Colts 19, Texans 16
Primetime flop: Colts cancel the Texans dream season in Peyton's Place
INDIANAPOLIS — The nightmare returns with Reggie Wayne beating Kareem Jackson on a long pass, with J.J. Watt getting flagged again and again, with a gassed defense watching Wayne leap high to catch a game-stealing touchdown pass with 00:19 left.
Hold the dream season. The old dread is back.
Indianapolis Colts 19, Houston Texans 16.
In front of a national TV audience, with Peyton Manning grinning and watching every move from the sideline on a day when his owner swore he'd be back to haunt teams like the Texans again, a 1-13 Colts team effectively ended playoff-bound Houston's chances of getting a first-round bye. At least, any realistic chance.
Offensive . . . failure.
The Texans (10-5) scored seven points in the first 54 seconds and then didn't score another touchdown in the remaining 59 minutes and six seconds. A Brian Cushing-led (two forced fumbles, one setup touchdown) defense couldn't overcome that.
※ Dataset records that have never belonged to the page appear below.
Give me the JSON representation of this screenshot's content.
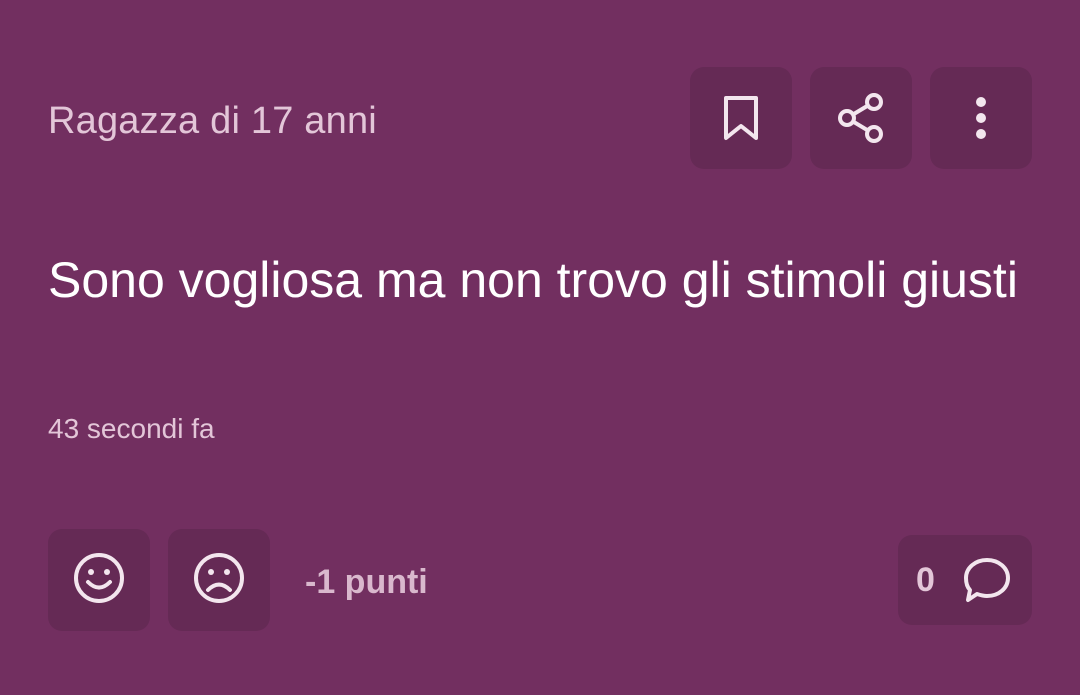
{
  "post": {
    "author": "Ragazza di 17 anni",
    "text": "Sono vogliosa ma non trovo gli stimoli giusti",
    "timestamp": "43 secondi fa",
    "points": "-1 punti",
    "comments_count": "0"
  },
  "icons": {
    "bookmark": "bookmark-icon",
    "share": "share-icon",
    "more": "more-vertical-icon",
    "upvote": "smile-icon",
    "downvote": "frown-icon",
    "comments": "comment-bubble-icon"
  },
  "colors": {
    "background": "#722f60",
    "button_background": "#652a55",
    "primary_text": "#ffffff",
    "secondary_text": "#e3c6d8"
  }
}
"When did Dan Orlovsky turn into Peyton Manning?" rookie Texans linebacker Brooks Reed half joked, half asked.
Downfield passes were as extinct as dinosaurs most of the night — for both teams — as T.J. Yates (13 of 16 for a measly 132 yards) and Dan Orlovsky might as well have played this game in a 15-yard box. Foster ran for 158 yards on 23 carries, averaging 6.9 yards a touch on a night when nothing else was working for Houston's quarterback-burdened offense. But Orlovsky, the ex-Texan, did him one better — driving his team 78 yards in 12 plays for the win.
He did it without a timeout. He did it with a 44-yard pass to Wayne (the best pass for anyone on this night), who twisted Jackson around on the catch like so many elite wideouts did last year. And he did with the aid of three crucial penalties against the Texans defense — two of those coming against Watt.
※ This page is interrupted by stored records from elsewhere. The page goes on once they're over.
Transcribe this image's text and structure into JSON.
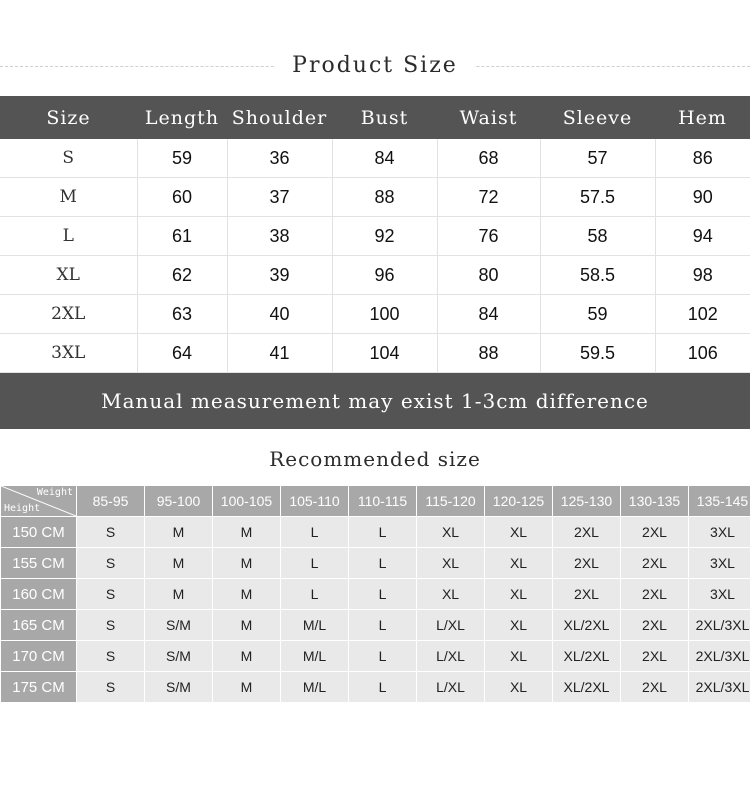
{
  "product_size": {
    "title": "Product Size",
    "columns": [
      "Size",
      "Length",
      "Shoulder",
      "Bust",
      "Waist",
      "Sleeve",
      "Hem"
    ],
    "rows": [
      {
        "size": "S",
        "length": "59",
        "shoulder": "36",
        "bust": "84",
        "waist": "68",
        "sleeve": "57",
        "hem": "86"
      },
      {
        "size": "M",
        "length": "60",
        "shoulder": "37",
        "bust": "88",
        "waist": "72",
        "sleeve": "57.5",
        "hem": "90"
      },
      {
        "size": "L",
        "length": "61",
        "shoulder": "38",
        "bust": "92",
        "waist": "76",
        "sleeve": "58",
        "hem": "94"
      },
      {
        "size": "XL",
        "length": "62",
        "shoulder": "39",
        "bust": "96",
        "waist": "80",
        "sleeve": "58.5",
        "hem": "98"
      },
      {
        "size": "2XL",
        "length": "63",
        "shoulder": "40",
        "bust": "100",
        "waist": "84",
        "sleeve": "59",
        "hem": "102"
      },
      {
        "size": "3XL",
        "length": "64",
        "shoulder": "41",
        "bust": "104",
        "waist": "88",
        "sleeve": "59.5",
        "hem": "106"
      }
    ]
  },
  "notice": {
    "text": "Manual measurement may exist 1-3cm difference"
  },
  "recommended": {
    "title": "Recommended size",
    "corner": {
      "weight_label": "Weight",
      "height_label": "Height"
    },
    "weight_ranges": [
      "85-95",
      "95-100",
      "100-105",
      "105-110",
      "110-115",
      "115-120",
      "120-125",
      "125-130",
      "130-135",
      "135-145"
    ],
    "rows": [
      {
        "height": "150 CM",
        "sizes": [
          "S",
          "M",
          "M",
          "L",
          "L",
          "XL",
          "XL",
          "2XL",
          "2XL",
          "3XL"
        ]
      },
      {
        "height": "155 CM",
        "sizes": [
          "S",
          "M",
          "M",
          "L",
          "L",
          "XL",
          "XL",
          "2XL",
          "2XL",
          "3XL"
        ]
      },
      {
        "height": "160 CM",
        "sizes": [
          "S",
          "M",
          "M",
          "L",
          "L",
          "XL",
          "XL",
          "2XL",
          "2XL",
          "3XL"
        ]
      },
      {
        "height": "165 CM",
        "sizes": [
          "S",
          "S/M",
          "M",
          "M/L",
          "L",
          "L/XL",
          "XL",
          "XL/2XL",
          "2XL",
          "2XL/3XL"
        ]
      },
      {
        "height": "170 CM",
        "sizes": [
          "S",
          "S/M",
          "M",
          "M/L",
          "L",
          "L/XL",
          "XL",
          "XL/2XL",
          "2XL",
          "2XL/3XL"
        ]
      },
      {
        "height": "175 CM",
        "sizes": [
          "S",
          "S/M",
          "M",
          "M/L",
          "L",
          "L/XL",
          "XL",
          "XL/2XL",
          "2XL",
          "2XL/3XL"
        ]
      }
    ]
  },
  "colors": {
    "dark_header": "#545454",
    "gray_header": "#a8a8a8",
    "cell_bg": "#e9e9e9",
    "grid_line": "#e2e2e2"
  }
}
"When did Dan Orlovsky turn into Peyton Manning?" rookie Texans linebacker Brooks Reed half joked, half asked veteran DeMeco Ryans in the locker room afterwards. Ryans just grunted. It was that kind of night for the Texans.
Hey, who needs Peyton? OK, maybe America.
This Thursday Night primetime affair could hardly have been uglier — liable to leave any casual fans who put off Christmas shopping to watch it with regrets. Don't worry — Houston has even more regrets.
"We had a chance to come in here and do something we'd never done before," Foster said of winning in Indianapolis, the home of the battered bully that's pushed the Texans around for years — and now one more night. "And we didn't finish."
This looked much too much like one of the Texans' collapses from that 6-10 2010 season. Say what you want about the Texans defense, it's clearly not quite the same with defensive coordinator Wade Phillips (the man who changed everything) watching from home.
Sixteen points allowed should be enough to win an NFL game. But the Texans have anything but a usual margin for error. Not starting a third-string rookie quarterback.
"I thought I played pretty well," Yates insisted afterwards. "We moved the ball."
Sort of. The Texans had 14 first downs to 24 for the Orlovsky-led Colts, finished with under 300 yards of total offense and a horrific one-for-10 conversion rate on third downs. That says much more about Yates play than his quarterback rating.
Fast Start, Horrible Ending
Orlovsky came into the game 1-9 as an NFL starter — and the Texans defense quickly remind him who he is. Cushing sacks Orlovsky on the very first play from scrimmage, separating the unsure quarterback from the football. Reed pounces on the flying football and Yates finds himself starting his first drive of the game on the Colts' 17-yard line.
Two Foster runs later, it's 7-0. Houston has the quick lead, just 54 seconds in, despite having deferred and kicked the ball off to Indianapolis. Leave it to the D. Cushing and Co. take it upon themselves to restore the Texans' early season ways of jumping off to a fast advantage.
When Yates commits his own bad quarterbacking mistake (letting Robert Mathis strip the ball from him on a sack and recover it inside the Texans' 35-yard line), Houston's defense simply comes up with another answer. This time, Connor Barwin sacks Orlovsky for a seven-yard loss on third down, taking the Colts out of field-goal range.
But Orlovsky would complete enough slants and curls to Wayne and Pierre Garcon to move the ball into Adam Vinatieri's range several times in the first half and with the old Patriots Super Bowl hero hitting two of three kicks, the Texans lead stood at a rather slim 10-6 at halftime.
So much for breathing room.
The days of Texans' blowing away teams are long gone, figments of a dream season that's encased in a cast. Phillips will be back on the sidelines for the Jan. 1 regular season finale against Tennessee. It's about trying to put the pieces back together for the playoffs now.
"We need to get a big win," defensive end Antonio Smith said. "A win where we're flying around and having fun again."
No wins are guaranteed in the NFL though. This is a league that eats the wounded — and the Texans suddenly look pretty appetizing to even the worst of teams.